L'Allemagne vient d'ouvrir ses archives sur la déportation sous le IIIème Reich, des tonnes de documents déposés à Arolsen. Comment les chercheurs vont-ils pouvoir les exploiter, s'ils sont bâillonnés par une loi basée simplement sur les diktats d'un tribunal de guerre constitué par les « juifs influents » des pays vainqueurs ? Est-ce que seuls certains chercheurs juifs autorisés par les « juifs influents » devraient être autorisés à publier les résultats de leurs analyses ?

Les juifs français de gauche ne retrouveront leur prestige de combattants sincères pour l'humanité souffrante, celui qu'ils ont eu au temps de la splendeur du communisme, que lorsqu'ils affronteront franchement l'origine de la censure régnant aujourd'hui. Car eux seuls peuvent casser la prison mentale dans laquelle nous tient la loi française. Et lorsqu'ils étaient communistes, les juifs français ne prétendaient pas parler au nom des Juifs ou dans l'intérêt des juifs, mais en tant que Français et au nom de la justice sociale en France.

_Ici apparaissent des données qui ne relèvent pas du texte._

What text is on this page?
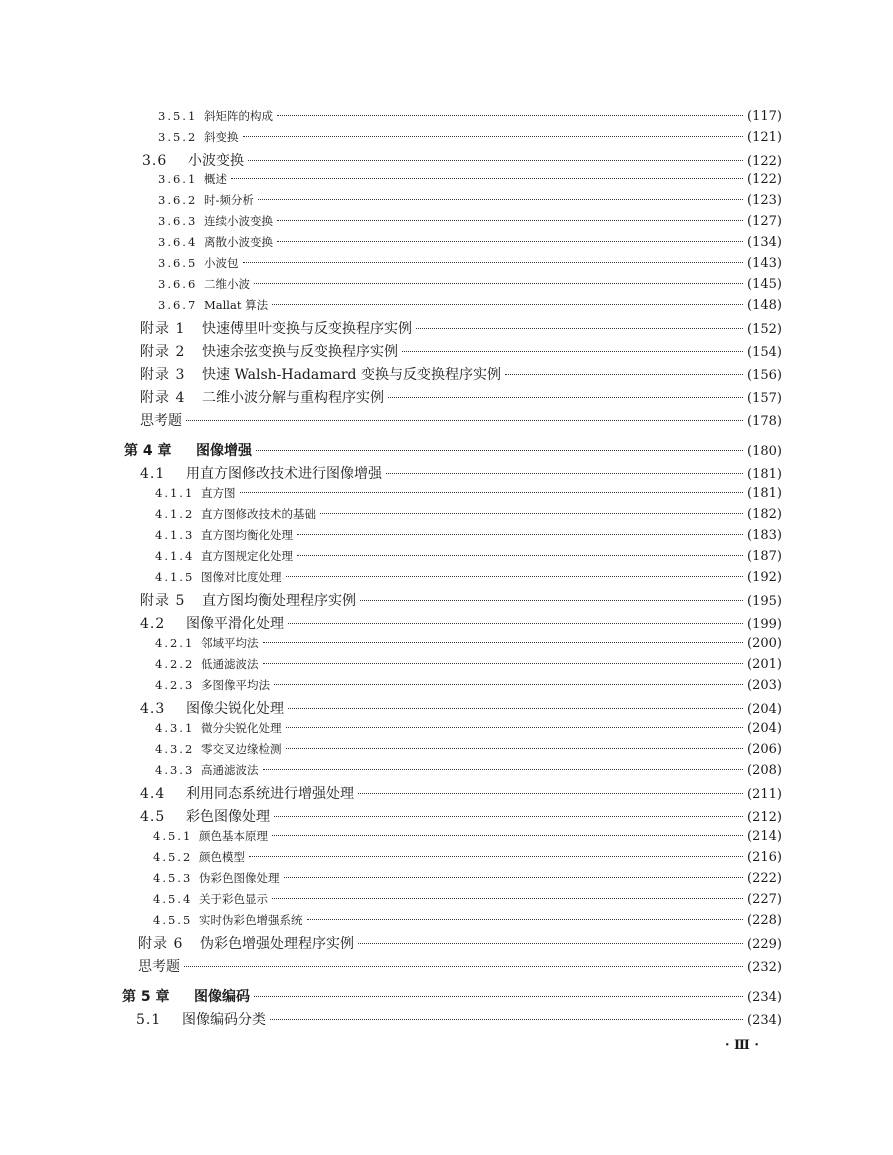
3.5.1 斜矩阵的构成	(117)
3.5.2 斜变换	(121)
3.6	小波变换	(122)
3.6.1 概述	(122)
3.6.2 时-频分析	(123)
3.6.3 连续小波变换	(127)
3.6.4 离散小波变换	(134)
3.6.5 小波包	(143)
3.6.6 二维小波	(145)
3.6.7 Mallat 算法	(148)
附录 1	快速傅里叶变换与反变换程序实例	(152)
附录 2	快速余弦变换与反变换程序实例	(154)
附录 3	快速 Walsh-Hadamard 变换与反变换程序实例	(156)
附录 4	二维小波分解与重构程序实例	(157)
思考题	(178)
第 4 章	图像增强	(180)
4.1	用直方图修改技术进行图像增强	(181)
4.1.1 直方图	(181)
4.1.2 直方图修改技术的基础	(182)
4.1.3 直方图均衡化处理	(183)
4.1.4 直方图规定化处理	(187)
4.1.5 图像对比度处理	(192)
附录 5	直方图均衡处理程序实例	(195)
4.2	图像平滑化处理	(199)
4.2.1 邻域平均法	(200)
4.2.2 低通滤波法	(201)
4.2.3 多图像平均法	(203)
4.3	图像尖锐化处理	(204)
4.3.1 微分尖锐化处理	(204)
4.3.2 零交叉边缘检测	(206)
4.3.3 高通滤波法	(208)
4.4	利用同态系统进行增强处理	(211)
4.5	彩色图像处理	(212)
4.5.1 颜色基本原理	(214)
4.5.2 颜色模型	(216)
4.5.3 伪彩色图像处理	(222)
4.5.4 关于彩色显示	(227)
4.5.5 实时伪彩色增强系统	(228)
附录 6	伪彩色增强处理程序实例	(229)
思考题	(232)
第 5 章	图像编码	(234)
5.1	图像编码分类	(234)
· Ⅲ ·
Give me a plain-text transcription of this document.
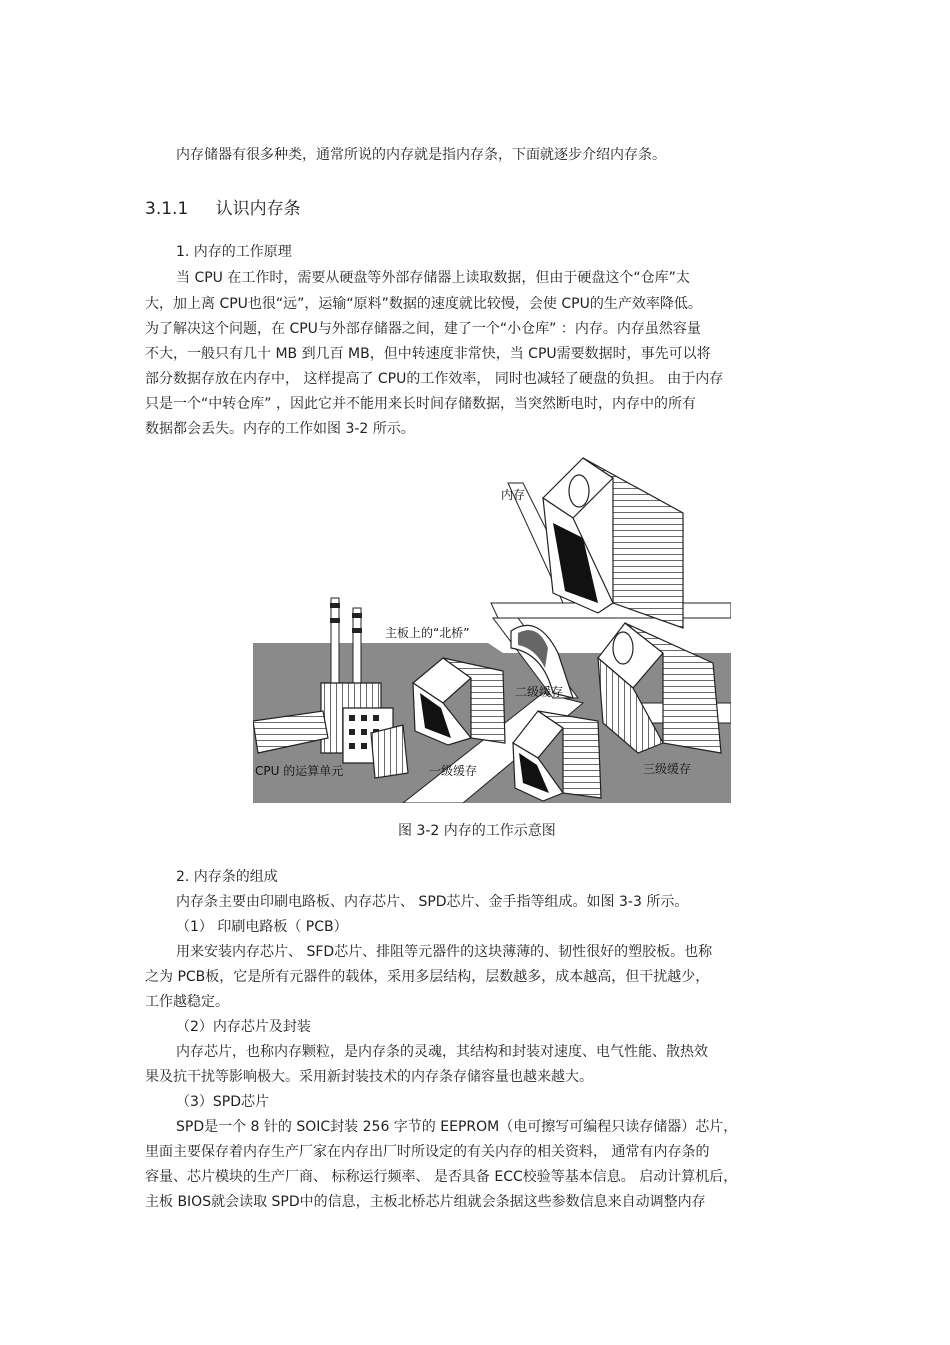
内存储器有很多种类，通常所说的内存就是指内存条，下面就逐步介绍内存条。
3.1.1 认识内存条
1. 内存的工作原理
当 CPU 在工作时，需要从硬盘等外部存储器上读取数据，但由于硬盘这个“仓库”太
大，加上离 CPU也很“远”，运输“原料”数据的速度就比较慢，会使 CPU的生产效率降低。
为了解决这个问题，在 CPU与外部存储器之间，建了一个“小仓库” ：内存。内存虽然容量
不大，一般只有几十 MB 到几百 MB，但中转速度非常快，当 CPU需要数据时，事先可以将
部分数据存放在内存中， 这样提高了 CPU的工作效率， 同时也减轻了硬盘的负担。 由于内存
只是一个“中转仓库” ，因此它并不能用来长时间存储数据，当突然断电时，内存中的所有
数据都会丢失。内存的工作如图 3-2 所示。
内存
主板上的“北桥”
二级缓存
CPU 的运算单元	一级缓存	三级缓存
图 3-2 内存的工作示意图
2. 内存条的组成
内存条主要由印刷电路板、内存芯片、 SPD芯片、金手指等组成。如图 3-3 所示。
（1） 印刷电路板（ PCB）
用来安装内存芯片、 SFD芯片、排阻等元器件的这块薄薄的、韧性很好的塑胶板。也称
之为 PCB板，它是所有元器件的载体，采用多层结构，层数越多，成本越高，但干扰越少，
工作越稳定。
（2）内存芯片及封装
内存芯片，也称内存颗粒，是内存条的灵魂，其结构和封装对速度、电气性能、散热效
果及抗干扰等影响极大。采用新封装技术的内存条存储容量也越来越大。
（3）SPD芯片
SPD是一个 8 针的 SOIC封装 256 字节的 EEPROM（电可擦写可编程只读存储器）芯片，
里面主要保存着内存生产厂家在内存出厂时所设定的有关内存的相关资料， 通常有内存条的
容量、芯片模块的生产厂商、 标称运行频率、 是否具备 ECC校验等基本信息。 启动计算机后，
主板 BIOS就会读取 SPD中的信息，主板北桥芯片组就会条据这些参数信息来自动调整内存
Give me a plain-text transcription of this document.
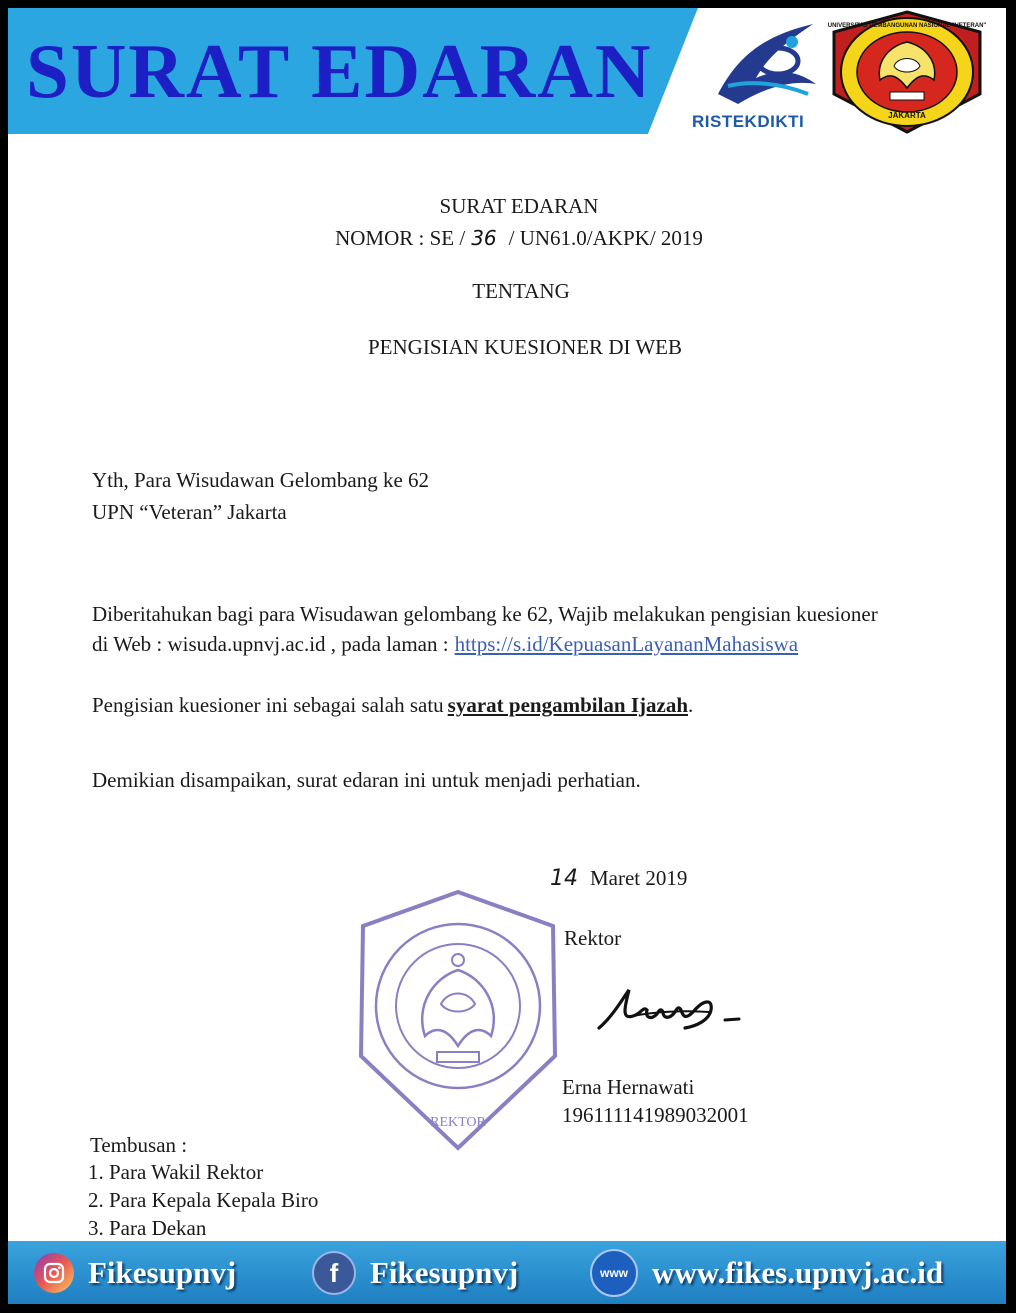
SURAT EDARAN
RISTEKDIKTI	JAKARTA
UNIVERSITAS PEMBANGUNAN NASIONAL "VETERAN"
SURAT EDARAN
NOMOR : SE / 36 / UN61.0/AKPK/ 2019
TENTANG
PENGISIAN KUESIONER DI WEB
Yth, Para Wisudawan Gelombang ke 62
UPN “Veteran” Jakarta
Diberitahukan bagi para Wisudawan gelombang ke 62, Wajib melakukan pengisian kuesioner
di Web : wisuda.upnvj.ac.id , pada laman : https://s.id/KepuasanLayananMahasiswa
Pengisian kuesioner ini sebagai salah satu syarat pengambilan Ijazah.
Demikian disampaikan, surat edaran ini untuk menjadi perhatian.
14 Maret 2019
REKTOR
Rektor
Erna Hernawati
196111141989032001
Tembusan :
1. Para Wakil Rektor
2. Para Kepala Kepala Biro
3. Para Dekan
Fikesupnvj	f Fikesupnvj	www www.fikes.upnvj.ac.id
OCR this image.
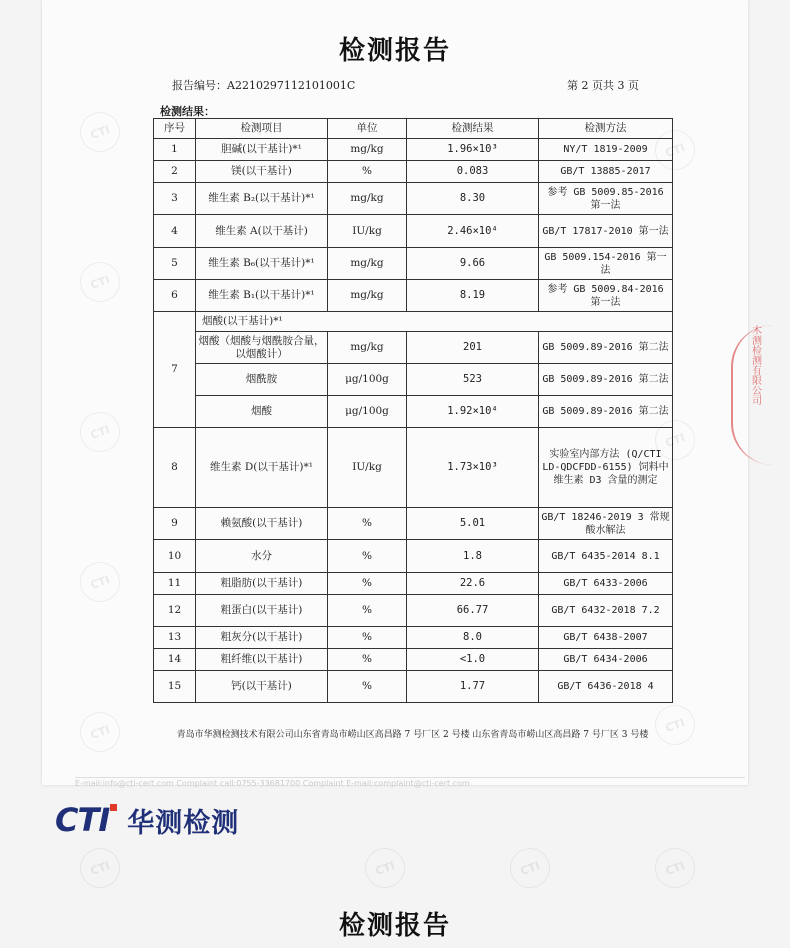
CTI
CTI
CTI
CTI
CTI
CTI	CTI	CTI	CTI
CTI
CTI
CTI
检测报告
报告编号：A2210297112101001C	第 2 页共 3 页
检测结果：
序号	检测项目	单位	检测结果	检测方法
1	胆碱(以干基计)*¹	mg/kg	1.96×10³	NY/T 1819-2009
2	镁(以干基计)	%	0.083	GB/T 13885-2017
3	维生素 B₂(以干基计)*¹	mg/kg	8.30	参考 GB 5009.85-2016 第一法
4	维生素 A(以干基计)	IU/kg	2.46×10⁴	GB/T 17817-2010 第一法
5	维生素 B₆(以干基计)*¹	mg/kg	9.66	GB 5009.154-2016 第一法
6	维生素 B₁(以干基计)*¹	mg/kg	8.19	参考 GB 5009.84-2016 第一法
7	烟酸(以干基计)*¹			
	烟酸（烟酸与烟酰胺合量，以烟酸计）	mg/kg	201	GB 5009.89-2016 第二法
	烟酰胺	μg/100g	523	GB 5009.89-2016 第二法
	烟酸	μg/100g	1.92×10⁴	GB 5009.89-2016 第二法
8	维生素 D(以干基计)*¹	IU/kg	1.73×10³	实验室内部方法 (Q/CTI LD-QDCFDD-6155) 饲料中维生素 D3 含量的测定
9	赖氨酸(以干基计)	%	5.01	GB/T 18246-2019 3 常规酸水解法
10	水分	%	1.8	GB/T 6435-2014 8.1
11	粗脂肪(以干基计)	%	22.6	GB/T 6433-2006
12	粗蛋白(以干基计)	%	66.77	GB/T 6432-2018 7.2
13	粗灰分(以干基计)	%	8.0	GB/T 6438-2007
14	粗纤维(以干基计)	%	<1.0	GB/T 6434-2006
15	钙(以干基计)	%	1.77	GB/T 6436-2018 4
青岛市华测检测技术有限公司山东省青岛市崂山区高昌路 7 号厂区 2 号楼 山东省青岛市崂山区高昌路 7 号厂区 3 号楼
木测检测有限公司
E-mail:info@cti-cert.com Complaint call:0755-33681700 Complaint E-mail:complaint@cti-cert.com
CTI 华测检测
检测报告
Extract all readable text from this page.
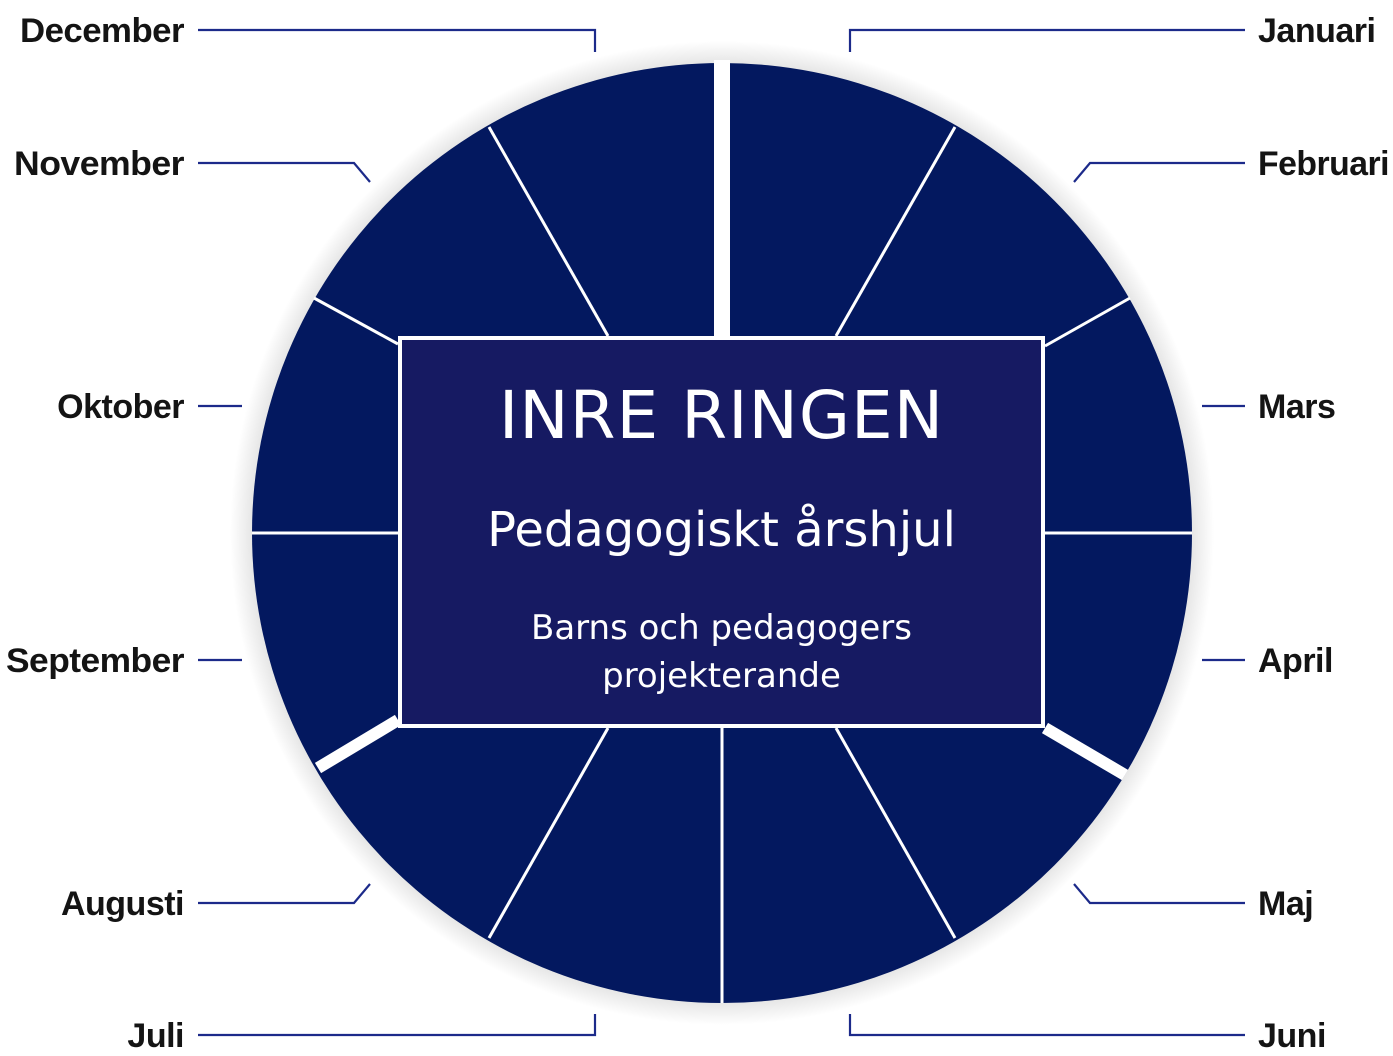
Januari
Februari
Mars
April
Maj
Juni
Juli
Augusti
September
Oktober
November
December
INRE RINGEN
Pedagogiskt årshjul
Barns och pedagogers projekterande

Olivia Zémor et Nicolas Schashani, les auteurs de la brochure non signée, s'énervent contre l'accusation d'antisémitisme tous azimuts, qui les vise eux aussi. Fort bien, mais pourquoi continuent-ils bel et bien à chasser les militants pour la Palestine que les Wiesel, BHL, Finkelkraut, Karsfeld, LICRA, L'Arche, Wikipedia et autres Anti Defamation League leur désignent comme les « vrais » antisémites, et à ignorer les masses arabes qui soutiennent le Hamas depuis des années ? Tant que cela durera, CAPJPO restera dans le triste camp des « pyromanes qui se soucient peu des feux qu'ils ont allumés », et ne représentera certainement pas plus qu'un groupuscule. Non, CAPJPO ne « nous » représente pas « tous » : ils représentent la fraction la plus lucide des Israéliens résidant en France, et ils cherchent à rallier d'autres juifs français. Ils pourraient faire beaucoup plus, pour tous les Français; et ils seraient définitivement sauvés du discrédit, car « les juifs sont influents » ; ce ne sont pas, en 2008, de misérables parias qui auraient besoin d'une discrimination positive comme une minorité souffrant d'un manque de reconnaissance.